‘Downsizing’ can mean trading the estate for opulent communal living.
At a certain age, many wellheeled homeowners start thinking about downsizing.
But what they end up in is often anything but small.
Real estate professionals are seeing more wealthy SoCal retirees go from extravagant estates to nearly as extravagant town houses and condos. The properties — many larger than 3,000 square feet —cost millions of dollars.
Older clients “still want a luxurious lifestyle, just not the size,” said Joseph Montemarano, previously an associate at Partners Trust and Real Estate in Los Angeles. Big single-family homes are simply too cavernous once the kids move out and “are very expensive and tedious to maintain.”
Germiniano and Angeles Tubao raised their two sons in a four-bedroom, 3,000-square-foot home in Bonita. The retired Navy man, 80, and former nurse, 81, lived on the 1.5-acre property for 30 years, tending to their pool, orchards and gardens.
But now their children have families of their own in Point Loma and Imperial Beach. So the Tubaos, currently living in downtown San Diego, are heading to the city’s waterfront, where they plan to move by the end of the year into athree-bedroom, 37th-floor condo in the nearly finished Pacific Gate by Bosa complex.
The luxury residential building will feature sweeping views, heated stone floors in the master bathroom, controlled-access elevators, 24-hour attended lobby and apartments almost as large as the Tubaos’ former house.
“We love the idea of being able to walk to so many great places,” the couple wrote in an email. And because they like to travel, living in acondo will enable them to “simply close our front door and not worry.”
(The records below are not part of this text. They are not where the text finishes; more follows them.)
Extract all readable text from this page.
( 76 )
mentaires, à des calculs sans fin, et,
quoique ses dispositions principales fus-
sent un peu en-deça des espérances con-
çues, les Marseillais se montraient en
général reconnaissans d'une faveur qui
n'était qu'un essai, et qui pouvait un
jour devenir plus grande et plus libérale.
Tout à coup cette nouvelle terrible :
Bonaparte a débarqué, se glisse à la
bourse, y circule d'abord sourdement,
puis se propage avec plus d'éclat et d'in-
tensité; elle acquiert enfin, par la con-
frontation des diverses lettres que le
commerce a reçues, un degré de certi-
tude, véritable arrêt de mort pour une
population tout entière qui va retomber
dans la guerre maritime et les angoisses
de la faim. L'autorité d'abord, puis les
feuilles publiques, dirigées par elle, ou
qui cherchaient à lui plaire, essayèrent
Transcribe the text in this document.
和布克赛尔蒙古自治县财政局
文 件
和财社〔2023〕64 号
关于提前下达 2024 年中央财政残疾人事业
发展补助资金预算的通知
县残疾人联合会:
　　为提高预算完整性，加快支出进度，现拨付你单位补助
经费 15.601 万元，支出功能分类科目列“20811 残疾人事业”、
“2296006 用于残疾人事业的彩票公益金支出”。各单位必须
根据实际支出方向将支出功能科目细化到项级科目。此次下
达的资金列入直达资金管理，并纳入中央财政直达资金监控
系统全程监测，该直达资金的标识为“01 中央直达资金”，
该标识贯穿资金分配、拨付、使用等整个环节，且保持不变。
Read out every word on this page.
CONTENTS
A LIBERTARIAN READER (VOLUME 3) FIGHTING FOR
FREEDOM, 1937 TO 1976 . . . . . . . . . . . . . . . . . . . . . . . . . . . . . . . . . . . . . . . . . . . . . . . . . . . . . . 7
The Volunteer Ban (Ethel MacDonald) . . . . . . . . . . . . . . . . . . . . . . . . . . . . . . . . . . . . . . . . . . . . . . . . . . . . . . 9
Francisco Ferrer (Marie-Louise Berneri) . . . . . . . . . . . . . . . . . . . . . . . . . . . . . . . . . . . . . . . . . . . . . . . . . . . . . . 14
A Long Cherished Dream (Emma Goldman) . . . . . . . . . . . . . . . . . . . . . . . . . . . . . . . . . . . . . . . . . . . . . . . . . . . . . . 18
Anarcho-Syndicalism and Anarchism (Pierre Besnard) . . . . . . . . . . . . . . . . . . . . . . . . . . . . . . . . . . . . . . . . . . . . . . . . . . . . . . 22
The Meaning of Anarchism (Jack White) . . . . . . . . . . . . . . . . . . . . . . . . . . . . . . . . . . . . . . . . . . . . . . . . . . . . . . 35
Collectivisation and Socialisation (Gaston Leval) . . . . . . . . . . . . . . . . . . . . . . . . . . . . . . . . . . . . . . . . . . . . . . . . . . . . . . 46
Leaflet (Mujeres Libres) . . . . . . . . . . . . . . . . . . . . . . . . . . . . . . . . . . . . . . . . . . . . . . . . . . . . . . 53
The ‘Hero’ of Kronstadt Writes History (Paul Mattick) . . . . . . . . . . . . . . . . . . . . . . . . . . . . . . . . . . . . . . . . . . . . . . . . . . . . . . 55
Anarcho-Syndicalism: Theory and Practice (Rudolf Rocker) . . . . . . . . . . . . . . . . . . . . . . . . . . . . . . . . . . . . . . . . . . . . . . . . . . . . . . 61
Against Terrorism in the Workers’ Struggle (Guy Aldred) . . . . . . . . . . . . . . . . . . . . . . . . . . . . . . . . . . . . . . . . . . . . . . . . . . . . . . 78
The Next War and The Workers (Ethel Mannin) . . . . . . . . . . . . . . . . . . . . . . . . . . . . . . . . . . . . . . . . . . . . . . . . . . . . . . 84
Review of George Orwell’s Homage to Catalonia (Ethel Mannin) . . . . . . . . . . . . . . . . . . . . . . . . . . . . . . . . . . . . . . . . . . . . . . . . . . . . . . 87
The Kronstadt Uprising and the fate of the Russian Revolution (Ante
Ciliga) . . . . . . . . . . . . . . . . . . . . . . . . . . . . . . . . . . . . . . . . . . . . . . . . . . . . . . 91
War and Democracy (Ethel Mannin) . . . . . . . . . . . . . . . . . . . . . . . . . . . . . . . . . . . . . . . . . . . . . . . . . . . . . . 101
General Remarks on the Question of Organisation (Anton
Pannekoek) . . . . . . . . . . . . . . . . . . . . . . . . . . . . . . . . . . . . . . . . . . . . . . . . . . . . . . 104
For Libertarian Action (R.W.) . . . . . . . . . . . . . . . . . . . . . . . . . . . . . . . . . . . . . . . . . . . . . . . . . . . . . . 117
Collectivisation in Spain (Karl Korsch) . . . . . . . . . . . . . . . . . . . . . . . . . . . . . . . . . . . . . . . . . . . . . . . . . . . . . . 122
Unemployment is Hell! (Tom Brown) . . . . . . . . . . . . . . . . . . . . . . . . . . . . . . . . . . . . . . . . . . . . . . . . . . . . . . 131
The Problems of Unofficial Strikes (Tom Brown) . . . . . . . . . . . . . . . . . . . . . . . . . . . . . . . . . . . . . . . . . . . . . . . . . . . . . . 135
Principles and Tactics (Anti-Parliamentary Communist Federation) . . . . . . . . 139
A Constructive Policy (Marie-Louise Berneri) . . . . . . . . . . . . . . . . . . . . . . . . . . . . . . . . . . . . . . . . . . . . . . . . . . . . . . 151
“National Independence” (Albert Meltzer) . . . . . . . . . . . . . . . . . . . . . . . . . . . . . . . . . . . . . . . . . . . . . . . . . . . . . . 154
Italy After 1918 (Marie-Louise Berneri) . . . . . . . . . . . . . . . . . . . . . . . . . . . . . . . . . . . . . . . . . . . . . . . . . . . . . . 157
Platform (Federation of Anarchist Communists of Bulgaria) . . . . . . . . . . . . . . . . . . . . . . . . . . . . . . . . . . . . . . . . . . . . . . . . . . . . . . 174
Irrespective of income, the elderly tend to decamp to homes that are slightly smaller
but even more expensive, according to an October report from Zillow
Group. The so-called Silent Generation of 65- to 75-year-olds sells
homes with a median size of 2,100 square feet for $220,000 — and then
turns around to buy 1,800-square-foot homes for $250,000.
This
demographic — compared with Generation X, millennials and baby boomers —
is the most receptive to yard-free living, Zillow found. Baby boomers
are “very agile and very enthusiastic,” compared with previous
generations of retirees, according to Alison Whitaker, a certified
senior real estate specialist with Sotheby’s International Realty.
They often had to take care of their own parents, many of whom ultimately died in their longtime homes.
“This
group doesn’t want to burden their kids with having to clean out the
big house,” Whitaker said. “They want to be more mobile, to live out
their last years.”
Several
years ago, Montemarano and Partners Trust co-founder F. Ron Smith and
associate partner Joanne Lindsay listed a 12-residence luxury townhome
development in Brentwood featuring units that were 4,000 square feet
each, with four bedrooms and 3.5 bathrooms apiece.
With
private garages, elevators, screening rooms, tall ceilings, formal
dining rooms, large open kitchens and family rooms, prewired security
systems and automated lights, the properties were “almost like miniature
estates, just without the garden and pool to maintain,” Montemarano
said.
“Calling it a
pied-a-terre is a misnomer — it implies that these are small,” he
said.“This was super convenient — all of the luxury, none of the
maintenance.”
The
Partners Trust team geared the town homes toward buyers looking for an
easier lifestyle, including young jet-setters and older downsizers.
“They
didn’t want to give up their house to live in a condo — they didn’t
want the shared hallway and elevator and community garage,” he said. “A
town house is the best of all possible worlds.”
Whitaker
said that “anyone could live in these places, but they’re very
functional for someone who’s elderly. They’re assuming this is going to
be their last stop, so they’re thinking about accessibility.”